Правда, как только он в чем-нибудь разочаровывался, он неизменно возвращался ко мне. Нередко случалось, что он находил мнение людей несправедливым и общество неблагодарным. Друзья, на которых он больше всего полагался, часто предавали его, привлеченные какою-нибудь ничтожной выгодой или поддавшись соблазну тщеславия. Тогда он приходил и плакал у меня на груди и в порыве волнения переносил на меня всю свою любовь безраздельно. Но это эфемерное счастье только усугубляло мои страдания. Очень скоро душа эта, такая ленивая или такая легкомысленная, когда надо было думать о вечной жизни, приходила в смятение из-за каких-нибудь земных дел. Порывы любви, в которых было больше слепой страсти, чем подлинной глубины чувств, влекли за собою усталость, потребность в деятельности, наступало пресыщение нежностью и экстазом. Воспоминания о политических словопрениях (в наше время самых пустых из всех — могу тебя в этом уверить) преследовали его даже в моих объятиях. Моя философическая отчужденность от всего этого пустозвонства раздражала его и оскорбляла. Он мстил мне, напоминая о том, что я женщина и что я не могу ни подняться до уровня всех его расчетов, ни понять важность того, что он делает. И отсюда
— все растущая привычка к досаде и к глухому отвращению, перемежающаяся с раскаянием и новыми излияниями любви, но при малейшем раздоре готовая появиться снова. Когда он возвращался ко мне, я с горечью замечала, что и в радости его и в любви было что-то безумное, что, перед тем как погаснуть, душа его, устрашившаяся ничтожества земной жизни, хотела взметнуться последний раз к небу и вкусить неизведанное блаженство, дабы исчерпать его и тут же вернуться на землю холодной и успокоенной. Эти лихорадочные излияния страсти, потерявшие свою святость среди ссор и обид, раздирали мне душу, так же как и наши бесконечные расставания. И тогда он жаловался на мою печаль, которую он принимал за охлаждение. Он воображал, что мозг может еще предаваться радости, когда сердце разбито. Слезы мои оскорбляли его, и он осмеливался, да простит его бог, упрекать меня в том, что я его не люблю.

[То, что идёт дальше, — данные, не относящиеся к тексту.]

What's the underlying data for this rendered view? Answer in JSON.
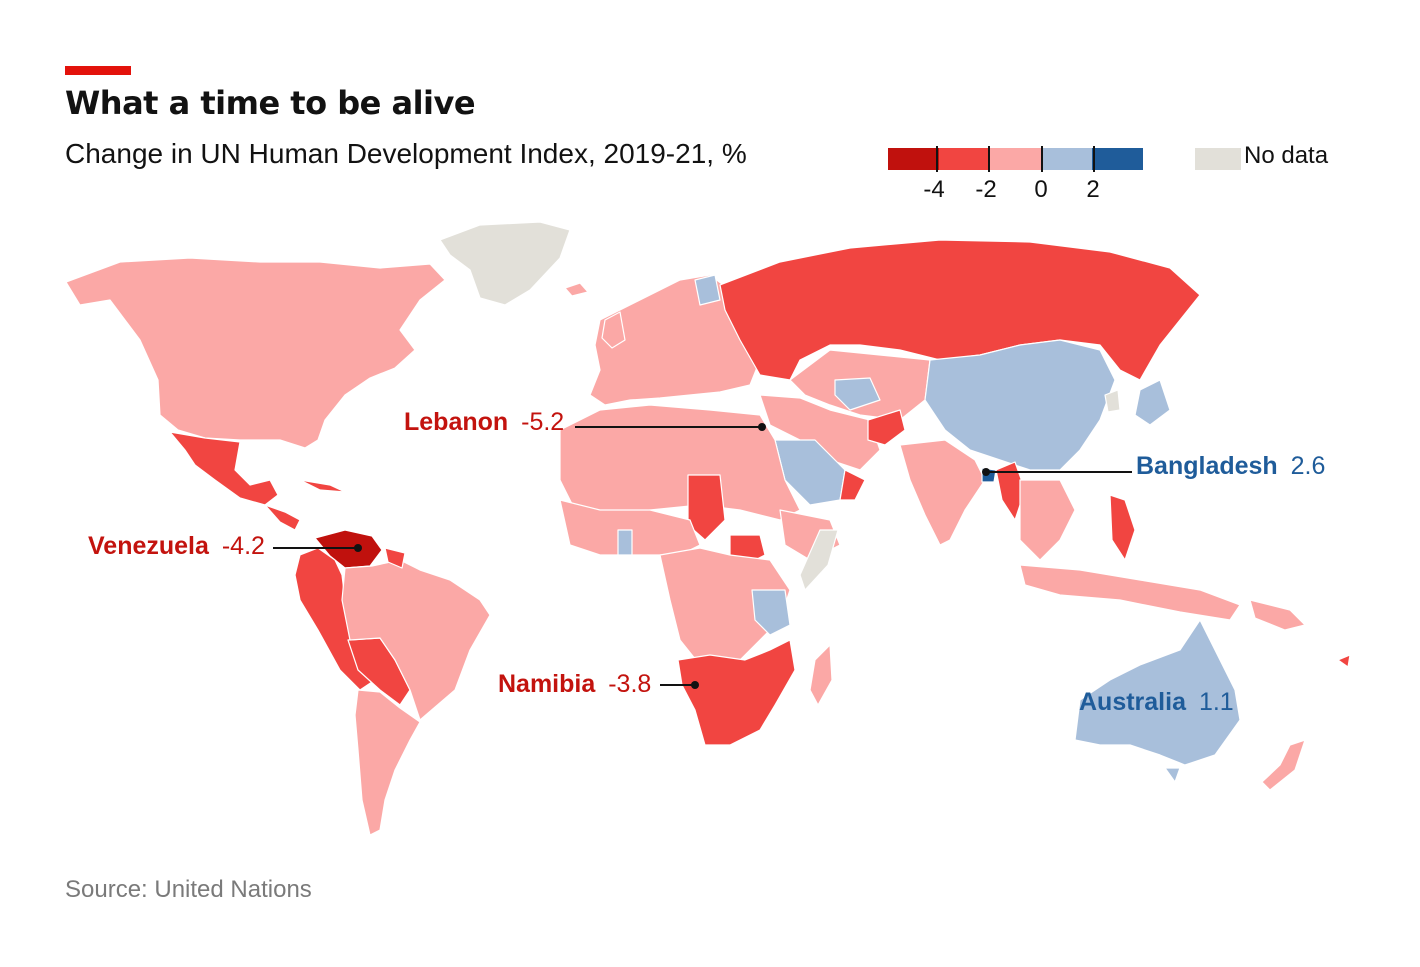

О, ведь это он разорвал самую крепкую нить, которой могли связать себя две души! Не желая считаться с тем, что я стоически сдерживала себя, огромным усилием воли обуздывала свое страдание, он смотрел как на преступление на мою бледность, на деланную улыбку, на слезу, невольно скатившуюся с ресниц. Ему казалось преступлением, что я не такой же ребенок, как он сам, делавший вид, что обращается со мной как с ребенком. А потом настал день, когда он понял, что я выше его. Тогда, разъярившись, он обратил свой гнев против всех женщин вообще и стал проклинать весь наш пол, чтобы быть вправе проклинать и меня. Он упрекнул меня в недостатках, которые внедряет в нас наша рабская доля, в отсутствии просвещенности, в которой нам отказывают, и страстей, которые нам запрещают. Он умудрился даже упрекнуть меня в том, что я так безмерно его люблю, видя в этом бессмысленное честолюбие, расстройство ума, стремление к власти. И когда он окончил свои кощунственные речи, я почувствовала наконец, что больше его не люблю.